An import letter of credit is a type of guaranteed payment arrangement in international trade made by importers, or buyers, to ensure payment to exporters, or sellers. It is known as a “documentary credit” because it is a payment predicated on the presentation to the guaranteeing bank of a certain set of trade documents. The effectiveness of international letters of credit is governed by the International Chamber of Commerce and the trade law known as the Uniform Customs and Practice for Documentary Credits.
The procedure for purchasing goods from a merchant in a foreign country is rather complex. There are currency exchange issues and differences in political and economic stability that can impact the flow of money between countries. Beyond the inherent risks of dealing with a foreign country with a different financial system, the time lapse between when an order is placed and the goods received creates an additional risk for one of the parties. Either the buyer must pay for the goods in advance and wait for arrival, running the risk that the seller never sends the goods at all, or the seller must send the goods in advance and wait for payment upon receipt, running the risk that the buyer takes the goods but never pays.

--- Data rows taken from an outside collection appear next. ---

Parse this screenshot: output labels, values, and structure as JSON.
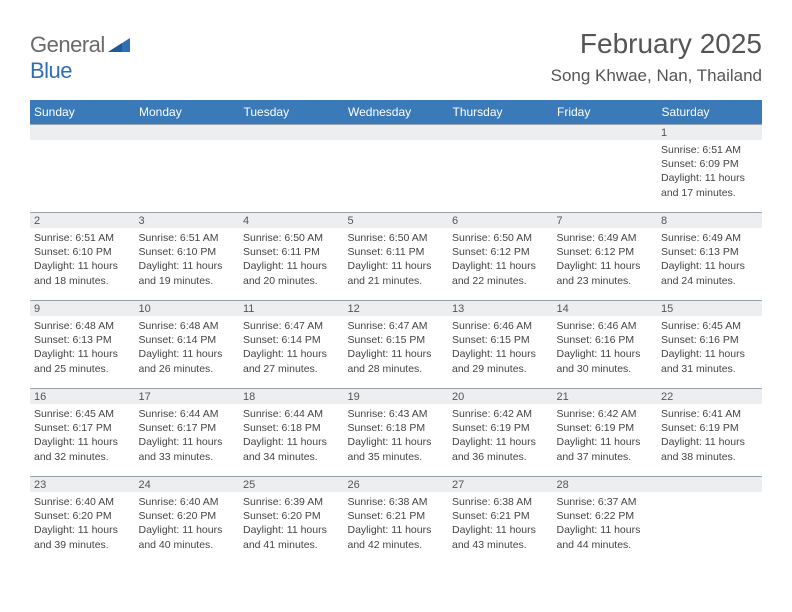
{
  "logo": {
    "text_gray": "General",
    "text_blue": "Blue",
    "triangle_color": "#2f6fb3"
  },
  "header": {
    "month_title": "February 2025",
    "location": "Song Khwae, Nan, Thailand"
  },
  "colors": {
    "header_bg": "#3a7ab8",
    "header_text": "#ffffff",
    "daynum_bg": "#eceef0",
    "daynum_border": "#9aa3ab",
    "body_text": "#444444",
    "title_text": "#555555",
    "page_bg": "#ffffff"
  },
  "fonts": {
    "family": "Arial, Helvetica, sans-serif",
    "month_title_size": 28,
    "location_size": 17,
    "day_header_size": 12,
    "daynum_size": 11,
    "cell_body_size": 10.5
  },
  "day_headers": [
    "Sunday",
    "Monday",
    "Tuesday",
    "Wednesday",
    "Thursday",
    "Friday",
    "Saturday"
  ],
  "weeks": [
    [
      {
        "date": "",
        "lines": []
      },
      {
        "date": "",
        "lines": []
      },
      {
        "date": "",
        "lines": []
      },
      {
        "date": "",
        "lines": []
      },
      {
        "date": "",
        "lines": []
      },
      {
        "date": "",
        "lines": []
      },
      {
        "date": "1",
        "lines": [
          "Sunrise: 6:51 AM",
          "Sunset: 6:09 PM",
          "Daylight: 11 hours and 17 minutes."
        ]
      }
    ],
    [
      {
        "date": "2",
        "lines": [
          "Sunrise: 6:51 AM",
          "Sunset: 6:10 PM",
          "Daylight: 11 hours and 18 minutes."
        ]
      },
      {
        "date": "3",
        "lines": [
          "Sunrise: 6:51 AM",
          "Sunset: 6:10 PM",
          "Daylight: 11 hours and 19 minutes."
        ]
      },
      {
        "date": "4",
        "lines": [
          "Sunrise: 6:50 AM",
          "Sunset: 6:11 PM",
          "Daylight: 11 hours and 20 minutes."
        ]
      },
      {
        "date": "5",
        "lines": [
          "Sunrise: 6:50 AM",
          "Sunset: 6:11 PM",
          "Daylight: 11 hours and 21 minutes."
        ]
      },
      {
        "date": "6",
        "lines": [
          "Sunrise: 6:50 AM",
          "Sunset: 6:12 PM",
          "Daylight: 11 hours and 22 minutes."
        ]
      },
      {
        "date": "7",
        "lines": [
          "Sunrise: 6:49 AM",
          "Sunset: 6:12 PM",
          "Daylight: 11 hours and 23 minutes."
        ]
      },
      {
        "date": "8",
        "lines": [
          "Sunrise: 6:49 AM",
          "Sunset: 6:13 PM",
          "Daylight: 11 hours and 24 minutes."
        ]
      }
    ],
    [
      {
        "date": "9",
        "lines": [
          "Sunrise: 6:48 AM",
          "Sunset: 6:13 PM",
          "Daylight: 11 hours and 25 minutes."
        ]
      },
      {
        "date": "10",
        "lines": [
          "Sunrise: 6:48 AM",
          "Sunset: 6:14 PM",
          "Daylight: 11 hours and 26 minutes."
        ]
      },
      {
        "date": "11",
        "lines": [
          "Sunrise: 6:47 AM",
          "Sunset: 6:14 PM",
          "Daylight: 11 hours and 27 minutes."
        ]
      },
      {
        "date": "12",
        "lines": [
          "Sunrise: 6:47 AM",
          "Sunset: 6:15 PM",
          "Daylight: 11 hours and 28 minutes."
        ]
      },
      {
        "date": "13",
        "lines": [
          "Sunrise: 6:46 AM",
          "Sunset: 6:15 PM",
          "Daylight: 11 hours and 29 minutes."
        ]
      },
      {
        "date": "14",
        "lines": [
          "Sunrise: 6:46 AM",
          "Sunset: 6:16 PM",
          "Daylight: 11 hours and 30 minutes."
        ]
      },
      {
        "date": "15",
        "lines": [
          "Sunrise: 6:45 AM",
          "Sunset: 6:16 PM",
          "Daylight: 11 hours and 31 minutes."
        ]
      }
    ],
    [
      {
        "date": "16",
        "lines": [
          "Sunrise: 6:45 AM",
          "Sunset: 6:17 PM",
          "Daylight: 11 hours and 32 minutes."
        ]
      },
      {
        "date": "17",
        "lines": [
          "Sunrise: 6:44 AM",
          "Sunset: 6:17 PM",
          "Daylight: 11 hours and 33 minutes."
        ]
      },
      {
        "date": "18",
        "lines": [
          "Sunrise: 6:44 AM",
          "Sunset: 6:18 PM",
          "Daylight: 11 hours and 34 minutes."
        ]
      },
      {
        "date": "19",
        "lines": [
          "Sunrise: 6:43 AM",
          "Sunset: 6:18 PM",
          "Daylight: 11 hours and 35 minutes."
        ]
      },
      {
        "date": "20",
        "lines": [
          "Sunrise: 6:42 AM",
          "Sunset: 6:19 PM",
          "Daylight: 11 hours and 36 minutes."
        ]
      },
      {
        "date": "21",
        "lines": [
          "Sunrise: 6:42 AM",
          "Sunset: 6:19 PM",
          "Daylight: 11 hours and 37 minutes."
        ]
      },
      {
        "date": "22",
        "lines": [
          "Sunrise: 6:41 AM",
          "Sunset: 6:19 PM",
          "Daylight: 11 hours and 38 minutes."
        ]
      }
    ],
    [
      {
        "date": "23",
        "lines": [
          "Sunrise: 6:40 AM",
          "Sunset: 6:20 PM",
          "Daylight: 11 hours and 39 minutes."
        ]
      },
      {
        "date": "24",
        "lines": [
          "Sunrise: 6:40 AM",
          "Sunset: 6:20 PM",
          "Daylight: 11 hours and 40 minutes."
        ]
      },
      {
        "date": "25",
        "lines": [
          "Sunrise: 6:39 AM",
          "Sunset: 6:20 PM",
          "Daylight: 11 hours and 41 minutes."
        ]
      },
      {
        "date": "26",
        "lines": [
          "Sunrise: 6:38 AM",
          "Sunset: 6:21 PM",
          "Daylight: 11 hours and 42 minutes."
        ]
      },
      {
        "date": "27",
        "lines": [
          "Sunrise: 6:38 AM",
          "Sunset: 6:21 PM",
          "Daylight: 11 hours and 43 minutes."
        ]
      },
      {
        "date": "28",
        "lines": [
          "Sunrise: 6:37 AM",
          "Sunset: 6:22 PM",
          "Daylight: 11 hours and 44 minutes."
        ]
      },
      {
        "date": "",
        "lines": []
      }
    ]
  ]
}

To minimize these transactional risks, a bank acts as an intermediary, guaranteeing payment to the seller and allowing him to ship his goods without fear of fraud. The import letter of credit system functions almost like an escrow service, where money and goods are released once a third party is satisfied by proof of performance. There are two banks involved in the sales transaction. The importer's bank issues the import letter of credit and is known as the issuing bank. Exporters deal with their own bank, known as the advising bank, to process the payment guaranteed by the letter of credit.
An ordinary import letter of credit is an irrevocable guarantee of payment issued by a bank. A buyer arranges for the document to be drawn on his bank once he has an executed sales contract with the exporter. The letter of credit specifies the terms that need to be satisfied in order for the bank to pay out the guaranteed money and is given to the exporter, who then ships his goods. He receives a bill of lading, or proof of shipment, when he sends out the goods.
The exporter takes the bill of lading and the import letter of credit along with any other documents required to his bank. His bank presents the documents on his behalf to the issuing bank, which releases the money in exchange for the documents. The issuing bank sends the bill of lading to the buyer, who can use it to pick up his goods from customs.